Why Low-Dose Rivaroxaban Failed in Advanced CKD Patients

Many patients with advanced chronic kidney disease (CKD) face a high risk of fatal cardiovascular events. Consequently, researchers constantly seek effective therapies to protect this vulnerable patient population. Specifically, clinicians wanted to know if low-dose rivaroxaban could lower these cardiovascular risks. However, a new clinical trial provides disappointing news for kidney specialists worldwide.

The Design of the TRACK Trial

The Treatment of Cardiovascular Disease with Low Dose Rivaroxaban in Advanced Chronic Kidney Disease (TRACK) trial examined this issue. Specifically, investigators recruited 1,458 adult patients from 90 centers across 12 countries. These participants had advanced CKD stage 4 or 5 or required regular dialysis. In addition, all patients had established cardiovascular risk factors like diabetes or coronary artery disease. Therefore, this cohort represented patients with exceptionally high cardiovascular risk. The researchers randomized these patients into two equal groups. First, one group received 2.5 mg of rivaroxaban twice daily. Second, the other group received a matching placebo.

Why the Trial Stopped Early

However, the steering committee stopped the trial early on August 7, 2025. They made this decision because interim analyses showed a clear lack of efficacy. Indeed, the primary outcome did not differ significantly between the two groups. Specifically, the primary composite outcome occurred in 22.6% of the rivaroxaban group. Meanwhile, 20.7% of the placebo group experienced the same composite events. This resulted in a non-significant hazard ratio of 1.09. Consequently, the treatment failed to offer any cardiovascular protection.

Major Bleeding Risks with Low-Dose Rivaroxaban

Although the drug provided no benefit, it significantly increased safety concerns. Specifically, major bleeding events occurred in 8.8% of the rivaroxaban group. In contrast, only 6.0% of the placebo group suffered major bleeding. Therefore, patients taking the active drug faced a much higher bleeding risk. This safety concern resulted in a hazard ratio of 1.51. Ultimately, the trial highlights the delicate balance of antithrombotic therapy in advanced renal disease. Thus, nephrologists must exercise extreme caution when considering anticoagulation for these patients.

Clinical Implications for Indian Practitioners

Advanced kidney disease represents a massive clinical burden in India. Consequently, Indian physicians frequently manage patients with concurrent kidney and heart issues. These physicians often prescribe antithrombotic agents to prevent strokes or heart attacks. However, the TRACK trial highlights that standard assumptions do not apply to advanced CKD. Because renal impairment alters drug clearance, it dramatically increases bleeding risks. Therefore, Indian practitioners should avoid prescribing this medication for primary cardioprotection in this subgroup. Instead, clinicians must focus on optimizing traditional risk factors like blood pressure and diabetes.
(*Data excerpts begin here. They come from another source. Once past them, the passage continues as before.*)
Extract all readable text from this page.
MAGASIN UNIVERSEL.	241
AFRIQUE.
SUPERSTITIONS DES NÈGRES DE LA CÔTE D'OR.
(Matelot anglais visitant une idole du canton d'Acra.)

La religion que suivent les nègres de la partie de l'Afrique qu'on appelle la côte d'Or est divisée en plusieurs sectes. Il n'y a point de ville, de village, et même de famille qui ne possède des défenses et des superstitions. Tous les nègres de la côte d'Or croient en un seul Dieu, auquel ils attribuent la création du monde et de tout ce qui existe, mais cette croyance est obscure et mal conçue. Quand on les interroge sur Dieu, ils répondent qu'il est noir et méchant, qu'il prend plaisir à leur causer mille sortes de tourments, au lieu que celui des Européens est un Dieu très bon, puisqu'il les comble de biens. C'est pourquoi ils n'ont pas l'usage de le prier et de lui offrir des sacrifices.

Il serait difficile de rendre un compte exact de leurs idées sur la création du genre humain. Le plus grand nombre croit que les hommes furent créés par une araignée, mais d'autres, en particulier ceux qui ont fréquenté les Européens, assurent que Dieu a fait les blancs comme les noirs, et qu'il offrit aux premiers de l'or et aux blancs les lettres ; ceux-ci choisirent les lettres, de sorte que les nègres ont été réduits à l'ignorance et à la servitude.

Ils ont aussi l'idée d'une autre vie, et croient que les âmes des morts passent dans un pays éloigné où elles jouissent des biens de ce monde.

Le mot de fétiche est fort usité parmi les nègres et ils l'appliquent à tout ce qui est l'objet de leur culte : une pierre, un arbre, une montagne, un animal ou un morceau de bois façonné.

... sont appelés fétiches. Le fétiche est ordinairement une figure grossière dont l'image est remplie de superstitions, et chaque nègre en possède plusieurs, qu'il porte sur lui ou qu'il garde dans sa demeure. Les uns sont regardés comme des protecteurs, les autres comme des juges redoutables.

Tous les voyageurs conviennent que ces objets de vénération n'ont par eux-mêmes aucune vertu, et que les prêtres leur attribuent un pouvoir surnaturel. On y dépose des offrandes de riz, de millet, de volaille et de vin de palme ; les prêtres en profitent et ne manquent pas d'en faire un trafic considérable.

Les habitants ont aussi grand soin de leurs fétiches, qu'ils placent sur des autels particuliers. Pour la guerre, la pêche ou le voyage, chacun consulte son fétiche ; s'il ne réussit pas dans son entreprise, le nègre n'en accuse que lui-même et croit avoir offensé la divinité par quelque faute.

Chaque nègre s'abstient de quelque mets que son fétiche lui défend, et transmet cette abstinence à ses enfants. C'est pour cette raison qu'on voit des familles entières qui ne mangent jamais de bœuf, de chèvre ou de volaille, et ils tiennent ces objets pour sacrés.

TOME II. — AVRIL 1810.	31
Frequently Asked Questions

Q1: Why did the investigators stop the TRACK trial early?

The steering committee stopped the trial early because interim analyses revealed a clear lack of efficacy. Specifically, low-dose rivaroxaban did not reduce the primary composite cardiovascular outcome compared to the placebo group.

Q2: What was the primary safety concern associated with low-dose rivaroxaban in the trial?
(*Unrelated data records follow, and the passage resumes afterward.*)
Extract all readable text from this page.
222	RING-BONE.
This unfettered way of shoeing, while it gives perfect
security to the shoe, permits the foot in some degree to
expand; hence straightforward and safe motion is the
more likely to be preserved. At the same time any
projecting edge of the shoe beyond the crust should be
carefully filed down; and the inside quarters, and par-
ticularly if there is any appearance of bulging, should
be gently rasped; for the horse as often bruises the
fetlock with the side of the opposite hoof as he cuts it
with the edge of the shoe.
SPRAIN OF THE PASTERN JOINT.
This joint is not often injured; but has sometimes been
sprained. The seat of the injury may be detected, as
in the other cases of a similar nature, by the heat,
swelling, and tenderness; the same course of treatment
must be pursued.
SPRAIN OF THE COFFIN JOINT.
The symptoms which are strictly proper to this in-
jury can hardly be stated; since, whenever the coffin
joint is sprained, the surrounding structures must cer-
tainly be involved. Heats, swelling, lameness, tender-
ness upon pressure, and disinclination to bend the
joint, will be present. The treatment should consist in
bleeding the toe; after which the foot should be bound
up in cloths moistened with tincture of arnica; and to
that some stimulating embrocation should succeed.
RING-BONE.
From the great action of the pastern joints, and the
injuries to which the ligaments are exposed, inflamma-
The primary safety concern was a significantly higher rate of major bleeding. Specifically, major bleeding occurred in 8.8% of the treatment group compared to only 6.0% in the placebo group.

Q3: How do the results of the TRACK trial affect clinical practice for patients with advanced CKD?
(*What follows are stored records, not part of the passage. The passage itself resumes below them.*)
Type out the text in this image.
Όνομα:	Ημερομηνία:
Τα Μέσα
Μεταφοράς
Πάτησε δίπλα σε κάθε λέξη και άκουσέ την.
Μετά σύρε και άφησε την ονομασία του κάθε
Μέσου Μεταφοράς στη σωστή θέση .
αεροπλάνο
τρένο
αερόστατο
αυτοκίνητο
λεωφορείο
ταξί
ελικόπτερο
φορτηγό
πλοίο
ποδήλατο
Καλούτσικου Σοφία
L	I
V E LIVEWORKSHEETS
Therefore, clinicians should avoid prescribing low-dose rivaroxaban for primary cardiovascular protection in patients with advanced chronic kidney disease. This is because the drug offers no clinical benefit while significantly increasing the risk of severe bleeding.

References

1. Badve SV et al. Low-Dose Rivaroxaban and Cardiovascular Events in Advanced Kidney Disease: The TRACK Randomized Clinical Trial. JAMA. 2026 Jun 04. doi: 10.1001/jama.2026.9379. PMID: 42240165.
2. Bansal N, Winkelmayer WC. Rivaroxaban for cardiovascular disease prevention in chronic kidney disease: high risk, but no reward? JAMA. 2026 Jun 04. doi: 10.1001/jama.2026.9380.
3. ClinicalTrials.gov. Treatment of Cardiovascular Disease With Low Dose Rivaroxaban in Advanced Chronic Kidney Disease (TRACK). Identifier: NCT03969953.